To pay for her own coffin, Dugan gave interviews to the press for $1.00 each and sold embroidered handkerchiefs that she knitted while she was imprisoned. She also made for her hanging a silk, beaded "jazz dress", but later relented and wore a cheap dress as she was worried that her silk wrapper "might get mussed". She remained so upbeat that Time magazine called her "Cheerful Eva" in a March 3, 1930 story about her execution.

==Execution==
The day before the hanging, there were rumors she planned to kill herself first. Her cell was searched, and a bottle of raw ammonia and three razor blades hidden in a dress were confiscated.

Dugan's appeal for clemency on the grounds of mental illness was denied, and she was taken to the gallows at 5 a.m. on February 21, 1930. She was the first woman to be executed by the state, and it was the first execution in Arizona history that allowed women to be witnesses.

She cooked her own last meal in her cell and played cards with other inmates until almost midnight. She preferred not to be buried in the State standard issued coffin and so she bought her own more elaborate coffin by way of selling bead work and collecting 50 cents from each of her visitors.
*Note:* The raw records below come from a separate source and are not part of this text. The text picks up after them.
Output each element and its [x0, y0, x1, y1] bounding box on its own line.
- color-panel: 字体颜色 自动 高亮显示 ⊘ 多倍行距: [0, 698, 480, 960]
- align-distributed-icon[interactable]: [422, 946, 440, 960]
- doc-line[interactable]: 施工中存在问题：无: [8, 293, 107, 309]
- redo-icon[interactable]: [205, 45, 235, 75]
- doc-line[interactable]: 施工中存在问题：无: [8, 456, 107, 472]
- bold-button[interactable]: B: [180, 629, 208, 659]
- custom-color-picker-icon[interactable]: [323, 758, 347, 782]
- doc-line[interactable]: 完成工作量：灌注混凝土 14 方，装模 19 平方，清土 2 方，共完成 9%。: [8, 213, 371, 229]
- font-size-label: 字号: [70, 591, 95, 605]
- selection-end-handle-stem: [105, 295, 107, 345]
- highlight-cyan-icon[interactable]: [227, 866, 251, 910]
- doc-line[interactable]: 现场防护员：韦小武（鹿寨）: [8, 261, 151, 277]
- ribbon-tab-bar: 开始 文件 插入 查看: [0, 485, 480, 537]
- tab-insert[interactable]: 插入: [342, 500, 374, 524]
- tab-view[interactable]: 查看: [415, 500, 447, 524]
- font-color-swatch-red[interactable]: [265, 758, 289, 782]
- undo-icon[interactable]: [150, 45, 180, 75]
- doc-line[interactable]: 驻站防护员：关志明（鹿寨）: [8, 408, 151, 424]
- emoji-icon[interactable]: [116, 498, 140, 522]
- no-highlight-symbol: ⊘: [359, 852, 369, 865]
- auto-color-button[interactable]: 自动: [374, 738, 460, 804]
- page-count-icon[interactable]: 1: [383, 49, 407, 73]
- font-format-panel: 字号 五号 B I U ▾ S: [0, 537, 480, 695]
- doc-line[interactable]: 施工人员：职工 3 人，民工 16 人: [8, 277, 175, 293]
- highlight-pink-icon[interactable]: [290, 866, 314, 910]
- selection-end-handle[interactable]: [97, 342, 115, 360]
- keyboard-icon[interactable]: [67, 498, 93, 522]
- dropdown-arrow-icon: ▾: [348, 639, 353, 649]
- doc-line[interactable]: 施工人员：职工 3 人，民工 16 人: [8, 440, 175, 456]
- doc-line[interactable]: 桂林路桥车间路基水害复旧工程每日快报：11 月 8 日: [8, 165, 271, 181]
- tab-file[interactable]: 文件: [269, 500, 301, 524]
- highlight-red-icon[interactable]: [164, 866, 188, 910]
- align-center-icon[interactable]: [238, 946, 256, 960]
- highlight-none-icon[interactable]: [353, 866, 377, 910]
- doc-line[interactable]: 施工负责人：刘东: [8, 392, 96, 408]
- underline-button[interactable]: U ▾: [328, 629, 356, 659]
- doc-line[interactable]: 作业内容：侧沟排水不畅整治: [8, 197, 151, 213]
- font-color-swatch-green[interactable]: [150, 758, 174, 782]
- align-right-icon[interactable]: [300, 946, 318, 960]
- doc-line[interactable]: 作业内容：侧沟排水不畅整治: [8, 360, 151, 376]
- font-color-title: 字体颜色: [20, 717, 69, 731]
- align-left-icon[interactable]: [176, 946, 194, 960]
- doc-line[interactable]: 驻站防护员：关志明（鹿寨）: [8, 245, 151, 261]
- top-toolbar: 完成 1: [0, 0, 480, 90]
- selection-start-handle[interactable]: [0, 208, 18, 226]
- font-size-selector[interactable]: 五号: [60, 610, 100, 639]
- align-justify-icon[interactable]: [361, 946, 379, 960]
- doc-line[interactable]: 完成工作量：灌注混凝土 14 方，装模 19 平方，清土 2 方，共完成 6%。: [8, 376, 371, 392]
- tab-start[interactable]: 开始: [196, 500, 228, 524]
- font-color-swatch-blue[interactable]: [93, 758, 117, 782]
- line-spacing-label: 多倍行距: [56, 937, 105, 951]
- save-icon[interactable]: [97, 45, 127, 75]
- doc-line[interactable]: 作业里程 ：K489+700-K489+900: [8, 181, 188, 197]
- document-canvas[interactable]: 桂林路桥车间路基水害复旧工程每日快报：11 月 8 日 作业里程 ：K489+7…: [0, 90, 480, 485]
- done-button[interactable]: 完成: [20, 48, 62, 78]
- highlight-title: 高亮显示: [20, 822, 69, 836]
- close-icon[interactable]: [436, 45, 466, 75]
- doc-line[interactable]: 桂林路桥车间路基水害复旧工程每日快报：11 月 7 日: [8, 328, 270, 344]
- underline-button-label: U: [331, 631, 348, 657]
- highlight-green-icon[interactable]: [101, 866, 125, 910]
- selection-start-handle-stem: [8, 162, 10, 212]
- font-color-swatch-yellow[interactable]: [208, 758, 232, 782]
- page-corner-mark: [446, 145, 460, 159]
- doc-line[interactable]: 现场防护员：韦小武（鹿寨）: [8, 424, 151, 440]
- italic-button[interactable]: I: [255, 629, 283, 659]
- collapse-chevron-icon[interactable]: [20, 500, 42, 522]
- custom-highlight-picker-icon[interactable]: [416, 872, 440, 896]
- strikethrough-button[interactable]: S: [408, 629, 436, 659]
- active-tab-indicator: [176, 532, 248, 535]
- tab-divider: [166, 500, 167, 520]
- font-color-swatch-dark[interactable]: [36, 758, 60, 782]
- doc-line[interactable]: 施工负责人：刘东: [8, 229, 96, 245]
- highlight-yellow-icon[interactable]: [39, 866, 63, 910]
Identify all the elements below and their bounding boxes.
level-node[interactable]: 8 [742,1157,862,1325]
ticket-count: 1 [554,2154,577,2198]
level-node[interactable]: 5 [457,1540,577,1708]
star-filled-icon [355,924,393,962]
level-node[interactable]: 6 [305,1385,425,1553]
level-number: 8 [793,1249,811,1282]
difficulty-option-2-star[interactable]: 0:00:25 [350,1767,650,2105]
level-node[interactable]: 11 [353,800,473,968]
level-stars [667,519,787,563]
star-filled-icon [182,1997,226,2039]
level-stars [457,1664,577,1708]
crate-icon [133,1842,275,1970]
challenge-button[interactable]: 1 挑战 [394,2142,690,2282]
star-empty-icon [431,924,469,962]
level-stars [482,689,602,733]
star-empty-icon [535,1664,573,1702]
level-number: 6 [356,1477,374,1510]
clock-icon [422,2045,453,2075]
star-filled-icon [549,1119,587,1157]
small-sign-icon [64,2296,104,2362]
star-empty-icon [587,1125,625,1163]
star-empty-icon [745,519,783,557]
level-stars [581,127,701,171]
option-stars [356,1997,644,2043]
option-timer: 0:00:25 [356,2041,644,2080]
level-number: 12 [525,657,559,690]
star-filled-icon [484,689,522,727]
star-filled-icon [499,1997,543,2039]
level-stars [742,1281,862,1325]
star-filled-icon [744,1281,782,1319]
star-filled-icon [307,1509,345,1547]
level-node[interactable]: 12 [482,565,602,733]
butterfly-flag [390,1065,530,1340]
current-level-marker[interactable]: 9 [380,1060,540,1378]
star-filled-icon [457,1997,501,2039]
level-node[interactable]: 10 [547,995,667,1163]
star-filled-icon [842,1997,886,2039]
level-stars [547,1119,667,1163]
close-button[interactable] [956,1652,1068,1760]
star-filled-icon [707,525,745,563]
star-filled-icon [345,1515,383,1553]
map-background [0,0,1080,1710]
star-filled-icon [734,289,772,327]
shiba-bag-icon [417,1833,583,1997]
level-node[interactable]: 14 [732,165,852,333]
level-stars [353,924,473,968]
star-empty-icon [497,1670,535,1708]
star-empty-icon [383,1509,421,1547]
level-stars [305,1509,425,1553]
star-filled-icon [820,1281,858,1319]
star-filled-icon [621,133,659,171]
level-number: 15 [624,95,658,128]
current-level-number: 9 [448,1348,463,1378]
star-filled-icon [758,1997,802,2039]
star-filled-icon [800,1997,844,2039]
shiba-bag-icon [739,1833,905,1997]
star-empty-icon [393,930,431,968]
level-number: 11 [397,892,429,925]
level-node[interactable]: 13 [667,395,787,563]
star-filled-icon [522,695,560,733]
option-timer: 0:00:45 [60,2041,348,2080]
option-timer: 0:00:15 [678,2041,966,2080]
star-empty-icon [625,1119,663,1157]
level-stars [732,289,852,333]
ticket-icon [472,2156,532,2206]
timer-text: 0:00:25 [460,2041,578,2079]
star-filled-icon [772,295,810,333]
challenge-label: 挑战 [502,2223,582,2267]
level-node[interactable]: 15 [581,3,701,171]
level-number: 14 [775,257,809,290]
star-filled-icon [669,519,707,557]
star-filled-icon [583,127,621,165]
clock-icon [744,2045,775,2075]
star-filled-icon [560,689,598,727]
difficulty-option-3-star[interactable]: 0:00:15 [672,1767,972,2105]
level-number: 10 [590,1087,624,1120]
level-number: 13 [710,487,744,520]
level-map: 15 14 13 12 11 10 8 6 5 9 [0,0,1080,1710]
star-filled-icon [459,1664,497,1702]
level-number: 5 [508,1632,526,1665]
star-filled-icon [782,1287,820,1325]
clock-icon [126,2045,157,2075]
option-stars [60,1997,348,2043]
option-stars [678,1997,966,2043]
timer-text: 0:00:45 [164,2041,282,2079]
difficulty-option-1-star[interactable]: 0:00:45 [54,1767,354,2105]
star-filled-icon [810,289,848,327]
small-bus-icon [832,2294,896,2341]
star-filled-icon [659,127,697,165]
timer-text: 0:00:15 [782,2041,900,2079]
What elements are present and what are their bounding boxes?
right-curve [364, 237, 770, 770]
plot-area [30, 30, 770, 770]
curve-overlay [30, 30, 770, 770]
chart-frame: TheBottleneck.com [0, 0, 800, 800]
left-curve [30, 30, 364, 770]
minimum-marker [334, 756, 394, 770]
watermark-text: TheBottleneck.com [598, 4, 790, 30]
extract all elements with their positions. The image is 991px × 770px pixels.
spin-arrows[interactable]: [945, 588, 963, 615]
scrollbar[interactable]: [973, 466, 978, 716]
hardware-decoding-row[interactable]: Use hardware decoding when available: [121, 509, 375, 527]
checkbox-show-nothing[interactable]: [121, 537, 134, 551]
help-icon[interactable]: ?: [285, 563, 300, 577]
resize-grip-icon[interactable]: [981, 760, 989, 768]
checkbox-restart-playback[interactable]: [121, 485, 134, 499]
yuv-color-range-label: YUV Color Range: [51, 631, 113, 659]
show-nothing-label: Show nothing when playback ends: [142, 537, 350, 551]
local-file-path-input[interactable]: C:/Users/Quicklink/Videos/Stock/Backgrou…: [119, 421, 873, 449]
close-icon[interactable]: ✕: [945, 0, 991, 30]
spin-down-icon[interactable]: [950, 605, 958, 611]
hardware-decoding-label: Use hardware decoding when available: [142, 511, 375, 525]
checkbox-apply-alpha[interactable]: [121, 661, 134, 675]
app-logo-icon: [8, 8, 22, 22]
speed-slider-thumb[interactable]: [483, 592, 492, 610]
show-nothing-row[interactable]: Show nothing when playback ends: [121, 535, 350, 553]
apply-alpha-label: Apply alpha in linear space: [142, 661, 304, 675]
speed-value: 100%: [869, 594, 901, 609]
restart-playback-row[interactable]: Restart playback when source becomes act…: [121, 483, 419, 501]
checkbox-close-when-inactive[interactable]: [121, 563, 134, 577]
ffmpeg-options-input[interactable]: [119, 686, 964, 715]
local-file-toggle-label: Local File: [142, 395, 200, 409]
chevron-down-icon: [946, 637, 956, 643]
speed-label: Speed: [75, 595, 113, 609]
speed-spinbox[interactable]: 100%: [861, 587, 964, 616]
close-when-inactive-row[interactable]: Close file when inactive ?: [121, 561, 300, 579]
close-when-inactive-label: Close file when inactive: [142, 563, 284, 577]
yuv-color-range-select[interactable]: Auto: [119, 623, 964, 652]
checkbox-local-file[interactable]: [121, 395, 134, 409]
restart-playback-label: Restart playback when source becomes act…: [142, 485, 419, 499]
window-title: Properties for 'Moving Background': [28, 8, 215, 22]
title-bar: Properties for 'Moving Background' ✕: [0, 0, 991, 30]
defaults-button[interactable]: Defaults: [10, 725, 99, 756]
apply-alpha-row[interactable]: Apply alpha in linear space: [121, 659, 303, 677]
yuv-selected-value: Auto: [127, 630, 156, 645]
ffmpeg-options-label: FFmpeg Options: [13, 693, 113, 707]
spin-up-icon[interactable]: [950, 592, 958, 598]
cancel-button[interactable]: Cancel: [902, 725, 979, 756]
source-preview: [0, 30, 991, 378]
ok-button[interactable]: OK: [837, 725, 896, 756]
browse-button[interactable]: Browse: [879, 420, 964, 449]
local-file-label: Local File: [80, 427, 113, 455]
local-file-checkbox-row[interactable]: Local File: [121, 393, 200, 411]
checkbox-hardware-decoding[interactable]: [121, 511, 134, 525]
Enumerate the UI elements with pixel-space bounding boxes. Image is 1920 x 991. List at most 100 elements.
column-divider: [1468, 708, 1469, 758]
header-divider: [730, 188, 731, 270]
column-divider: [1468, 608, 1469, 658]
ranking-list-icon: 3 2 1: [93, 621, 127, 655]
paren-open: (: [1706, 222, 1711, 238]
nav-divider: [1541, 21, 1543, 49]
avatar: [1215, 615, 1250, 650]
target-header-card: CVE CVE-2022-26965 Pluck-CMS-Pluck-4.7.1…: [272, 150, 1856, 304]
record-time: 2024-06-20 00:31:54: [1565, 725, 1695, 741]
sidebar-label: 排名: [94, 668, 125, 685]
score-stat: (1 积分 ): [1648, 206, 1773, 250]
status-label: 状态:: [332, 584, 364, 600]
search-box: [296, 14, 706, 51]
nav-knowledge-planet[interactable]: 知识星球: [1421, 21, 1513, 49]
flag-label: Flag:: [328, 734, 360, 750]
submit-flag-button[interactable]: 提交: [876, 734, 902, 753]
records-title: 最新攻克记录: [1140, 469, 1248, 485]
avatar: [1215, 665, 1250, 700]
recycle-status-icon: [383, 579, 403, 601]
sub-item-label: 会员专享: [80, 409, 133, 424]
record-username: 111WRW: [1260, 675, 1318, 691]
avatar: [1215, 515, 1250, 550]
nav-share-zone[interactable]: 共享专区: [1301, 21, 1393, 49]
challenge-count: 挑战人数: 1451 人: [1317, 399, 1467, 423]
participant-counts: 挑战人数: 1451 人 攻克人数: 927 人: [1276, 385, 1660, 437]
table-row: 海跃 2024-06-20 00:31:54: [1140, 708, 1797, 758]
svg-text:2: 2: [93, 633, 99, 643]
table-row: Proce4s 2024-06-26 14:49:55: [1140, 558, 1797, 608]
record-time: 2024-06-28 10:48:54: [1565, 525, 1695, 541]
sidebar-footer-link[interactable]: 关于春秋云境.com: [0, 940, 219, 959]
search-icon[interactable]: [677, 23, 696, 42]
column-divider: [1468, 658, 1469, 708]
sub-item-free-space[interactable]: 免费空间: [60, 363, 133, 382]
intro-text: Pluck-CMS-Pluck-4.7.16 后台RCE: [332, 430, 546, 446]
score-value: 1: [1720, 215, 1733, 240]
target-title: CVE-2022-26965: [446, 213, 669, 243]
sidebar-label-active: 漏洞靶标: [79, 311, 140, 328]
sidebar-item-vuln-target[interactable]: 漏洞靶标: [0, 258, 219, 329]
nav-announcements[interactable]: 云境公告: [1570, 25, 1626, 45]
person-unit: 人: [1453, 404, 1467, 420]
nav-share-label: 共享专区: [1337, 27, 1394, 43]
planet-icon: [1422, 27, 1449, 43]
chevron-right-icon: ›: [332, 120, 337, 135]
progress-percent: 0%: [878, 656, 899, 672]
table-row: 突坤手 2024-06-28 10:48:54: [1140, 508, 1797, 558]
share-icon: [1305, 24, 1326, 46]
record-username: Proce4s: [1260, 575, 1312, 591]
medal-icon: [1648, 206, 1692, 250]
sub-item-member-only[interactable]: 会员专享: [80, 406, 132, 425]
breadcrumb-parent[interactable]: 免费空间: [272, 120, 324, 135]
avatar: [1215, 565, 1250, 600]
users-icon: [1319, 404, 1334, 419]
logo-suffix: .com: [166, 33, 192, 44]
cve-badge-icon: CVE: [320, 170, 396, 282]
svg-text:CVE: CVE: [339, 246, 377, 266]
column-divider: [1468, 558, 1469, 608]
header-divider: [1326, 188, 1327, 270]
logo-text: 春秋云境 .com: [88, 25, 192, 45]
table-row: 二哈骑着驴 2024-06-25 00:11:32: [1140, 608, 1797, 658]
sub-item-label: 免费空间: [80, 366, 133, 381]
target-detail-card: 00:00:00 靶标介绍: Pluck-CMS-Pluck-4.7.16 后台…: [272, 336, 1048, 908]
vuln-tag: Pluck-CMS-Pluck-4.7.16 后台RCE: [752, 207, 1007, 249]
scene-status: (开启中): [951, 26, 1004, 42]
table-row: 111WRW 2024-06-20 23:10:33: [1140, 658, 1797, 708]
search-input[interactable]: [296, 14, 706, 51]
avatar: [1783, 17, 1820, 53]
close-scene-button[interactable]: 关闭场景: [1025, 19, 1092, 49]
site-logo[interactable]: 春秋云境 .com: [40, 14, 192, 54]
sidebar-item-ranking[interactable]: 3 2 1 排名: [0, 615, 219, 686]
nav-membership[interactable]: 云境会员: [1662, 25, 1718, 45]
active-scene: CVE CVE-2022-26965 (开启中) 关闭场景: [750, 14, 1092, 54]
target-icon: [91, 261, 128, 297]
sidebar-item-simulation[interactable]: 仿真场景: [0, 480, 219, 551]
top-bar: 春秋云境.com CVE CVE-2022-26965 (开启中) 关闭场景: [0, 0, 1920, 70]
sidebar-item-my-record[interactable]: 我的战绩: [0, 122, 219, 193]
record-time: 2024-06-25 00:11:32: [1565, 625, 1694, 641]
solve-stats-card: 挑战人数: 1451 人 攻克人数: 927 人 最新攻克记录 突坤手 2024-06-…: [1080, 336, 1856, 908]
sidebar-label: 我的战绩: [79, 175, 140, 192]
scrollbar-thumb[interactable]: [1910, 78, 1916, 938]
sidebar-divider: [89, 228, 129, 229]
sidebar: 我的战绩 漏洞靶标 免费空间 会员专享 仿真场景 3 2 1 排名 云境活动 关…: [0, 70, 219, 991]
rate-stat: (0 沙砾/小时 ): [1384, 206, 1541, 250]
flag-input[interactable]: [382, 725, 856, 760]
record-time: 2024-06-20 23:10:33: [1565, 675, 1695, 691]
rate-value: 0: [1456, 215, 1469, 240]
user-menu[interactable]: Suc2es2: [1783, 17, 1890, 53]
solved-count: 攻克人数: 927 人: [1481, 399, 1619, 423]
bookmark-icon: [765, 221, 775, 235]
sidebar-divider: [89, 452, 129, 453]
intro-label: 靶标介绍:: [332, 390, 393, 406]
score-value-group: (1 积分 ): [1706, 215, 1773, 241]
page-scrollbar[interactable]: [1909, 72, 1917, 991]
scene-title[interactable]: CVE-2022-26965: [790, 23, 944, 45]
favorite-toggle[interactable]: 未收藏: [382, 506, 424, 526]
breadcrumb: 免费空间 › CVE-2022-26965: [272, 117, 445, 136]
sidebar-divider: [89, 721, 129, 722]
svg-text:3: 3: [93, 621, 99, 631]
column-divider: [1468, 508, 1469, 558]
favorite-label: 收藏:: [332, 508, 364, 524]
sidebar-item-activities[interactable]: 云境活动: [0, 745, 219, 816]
According to a newspaper account, Dugan was composed as she mounted the gallows. She told the guards, "Don't hold my arms so tight, the people will think I'm afraid." She swayed slightly when the noose was put around her neck and shook her head in the negative when she was asked if she had any final words.

The trap was sprung at 5:11. At the end of the drop, the snap of the rope decapitated her and sent her head rolling to a stop at the feet of the spectators. Her heart continued to pump blood out of her severed neck, spurting blood for several minutes after the decapitation. The grisly scene caused five witnesses (two women and three men) to faint. Dugan was one of the last persons to be hanged by Arizona. There were only three more hangings: Refugio Macias on March 7, 1930, Herbert Young on August 21, 1931, and Earl Gardner, who was hanged by federal government on July 12, 1936.

The gallows were replaced in Arizona by the gas chamber in 1934 and lethal injection in 1993. As of February 2024, Dugan is the only woman ever executed by Arizona.